Most programmers however don’t know about the many cousins of map/filter/reduce. Consider for example the unsung heroine, groupby. A brief example grouping names by their length follows:

>>> names = ['Alice', 'Bob', 'Charlie', 'Dan', 'Edith', 'Frank']
>>> groupby(len, names)
{3: ['Bob', 'Dan'], 5: ['Alice', 'Edith', 'Frank'], 7: ['Charlie']}

Groupby collects each element of a list into sublists determined by the value of a function. Lets see groupby in action again, grouping numbers by evenness.

>>> def iseven(n):
...     return n % 2 == 0

>>> groupby(iseven, [1, 2, 3, 4, 5, 6, 7])
{True: [2, 4, 6], False: [1, 3, 5, 7]}

If we were to write this second operation out by hand it might look something like the following:

evens = []
odds = []
for item in numbers:
    if iseven(item):
        evens.append(item)
    else:
        odds.append(item)

Most programmers have written code exactly like this over and over again, just like they may have repeated the map control pattern. When we identify code as a groupby operation we mentally collapse the detailed manipulation into a single concept.

The Toolz library contains dozens of patterns like map and groupby. Learning a core set (maybe a dozen) covers the vast majority of common programming tasks often done by hand.
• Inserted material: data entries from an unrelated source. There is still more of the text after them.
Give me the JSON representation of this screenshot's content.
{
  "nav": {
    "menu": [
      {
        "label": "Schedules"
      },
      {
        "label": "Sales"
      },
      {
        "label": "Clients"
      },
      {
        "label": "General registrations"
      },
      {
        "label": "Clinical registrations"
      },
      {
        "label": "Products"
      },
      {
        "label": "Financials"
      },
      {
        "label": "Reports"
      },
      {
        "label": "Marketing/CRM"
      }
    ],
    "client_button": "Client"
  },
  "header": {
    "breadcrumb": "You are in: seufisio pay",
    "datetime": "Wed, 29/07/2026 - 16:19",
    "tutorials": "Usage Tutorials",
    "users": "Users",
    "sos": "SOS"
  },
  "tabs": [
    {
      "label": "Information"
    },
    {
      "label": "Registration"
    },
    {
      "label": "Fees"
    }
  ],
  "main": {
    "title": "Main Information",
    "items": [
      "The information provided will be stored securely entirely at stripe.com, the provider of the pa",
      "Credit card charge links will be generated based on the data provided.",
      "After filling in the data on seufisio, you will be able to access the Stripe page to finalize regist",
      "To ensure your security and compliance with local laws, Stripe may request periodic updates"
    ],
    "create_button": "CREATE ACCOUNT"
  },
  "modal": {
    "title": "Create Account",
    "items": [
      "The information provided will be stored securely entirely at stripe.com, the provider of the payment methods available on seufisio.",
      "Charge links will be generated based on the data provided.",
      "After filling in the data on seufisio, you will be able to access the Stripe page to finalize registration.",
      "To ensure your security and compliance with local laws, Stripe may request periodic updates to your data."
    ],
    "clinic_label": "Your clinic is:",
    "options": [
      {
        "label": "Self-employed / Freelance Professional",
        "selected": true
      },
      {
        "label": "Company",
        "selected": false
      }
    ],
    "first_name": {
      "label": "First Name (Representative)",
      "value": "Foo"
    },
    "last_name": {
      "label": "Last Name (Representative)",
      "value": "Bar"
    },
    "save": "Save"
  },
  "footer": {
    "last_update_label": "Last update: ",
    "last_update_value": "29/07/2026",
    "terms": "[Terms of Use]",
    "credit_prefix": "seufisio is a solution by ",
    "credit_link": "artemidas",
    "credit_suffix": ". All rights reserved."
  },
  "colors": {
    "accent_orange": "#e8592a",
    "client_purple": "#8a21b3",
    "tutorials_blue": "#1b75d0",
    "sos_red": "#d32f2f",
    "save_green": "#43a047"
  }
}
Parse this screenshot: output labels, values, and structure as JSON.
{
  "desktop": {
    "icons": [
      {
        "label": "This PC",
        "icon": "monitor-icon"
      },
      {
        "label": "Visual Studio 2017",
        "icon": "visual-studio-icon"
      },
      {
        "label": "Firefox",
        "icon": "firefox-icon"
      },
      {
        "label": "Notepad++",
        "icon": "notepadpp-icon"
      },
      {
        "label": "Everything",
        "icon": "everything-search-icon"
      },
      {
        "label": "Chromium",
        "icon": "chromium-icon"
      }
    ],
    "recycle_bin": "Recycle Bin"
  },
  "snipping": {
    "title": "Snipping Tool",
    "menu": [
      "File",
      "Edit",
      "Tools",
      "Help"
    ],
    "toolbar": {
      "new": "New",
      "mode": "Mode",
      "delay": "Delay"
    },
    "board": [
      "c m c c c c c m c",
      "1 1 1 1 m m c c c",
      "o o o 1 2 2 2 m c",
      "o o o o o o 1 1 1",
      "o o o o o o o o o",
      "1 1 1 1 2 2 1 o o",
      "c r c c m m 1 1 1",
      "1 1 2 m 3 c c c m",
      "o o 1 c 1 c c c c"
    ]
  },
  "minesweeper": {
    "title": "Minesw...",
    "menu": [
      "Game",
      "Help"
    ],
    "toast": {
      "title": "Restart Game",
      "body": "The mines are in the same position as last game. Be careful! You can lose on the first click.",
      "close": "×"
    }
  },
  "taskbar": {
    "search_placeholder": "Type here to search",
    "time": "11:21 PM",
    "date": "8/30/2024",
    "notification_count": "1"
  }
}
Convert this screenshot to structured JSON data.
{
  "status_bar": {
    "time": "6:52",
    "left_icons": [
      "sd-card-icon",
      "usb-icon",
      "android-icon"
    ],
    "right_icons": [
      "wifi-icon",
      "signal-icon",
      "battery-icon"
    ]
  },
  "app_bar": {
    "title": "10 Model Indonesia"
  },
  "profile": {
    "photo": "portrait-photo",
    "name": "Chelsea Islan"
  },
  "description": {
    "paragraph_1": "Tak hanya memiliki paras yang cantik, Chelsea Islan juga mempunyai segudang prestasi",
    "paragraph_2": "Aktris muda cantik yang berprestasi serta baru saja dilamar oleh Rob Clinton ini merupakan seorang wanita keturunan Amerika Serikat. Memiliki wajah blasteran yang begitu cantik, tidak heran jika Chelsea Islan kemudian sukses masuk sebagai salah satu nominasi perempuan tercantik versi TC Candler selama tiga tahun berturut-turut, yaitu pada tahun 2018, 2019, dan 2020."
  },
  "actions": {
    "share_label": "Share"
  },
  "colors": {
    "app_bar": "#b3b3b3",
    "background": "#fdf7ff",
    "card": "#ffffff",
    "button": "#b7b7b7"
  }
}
A rich vocabulary of core control functions conveys the following benefits:

  • You identify new patterns
  • You make fewer errors in rote coding
  • You can depend on well tested and benchmarked implementations

But this does not come for free. As in spoken language the use of a rich vocabulary can alienate new practitioners. Most functional languages have fallen into this trap and are seen as unapproachable and smug. Python maintains a low-brow reputation and benefits from it. Just as with spoken language the value of using just-the-right-word must be moderated with the comprehension of the intended audience.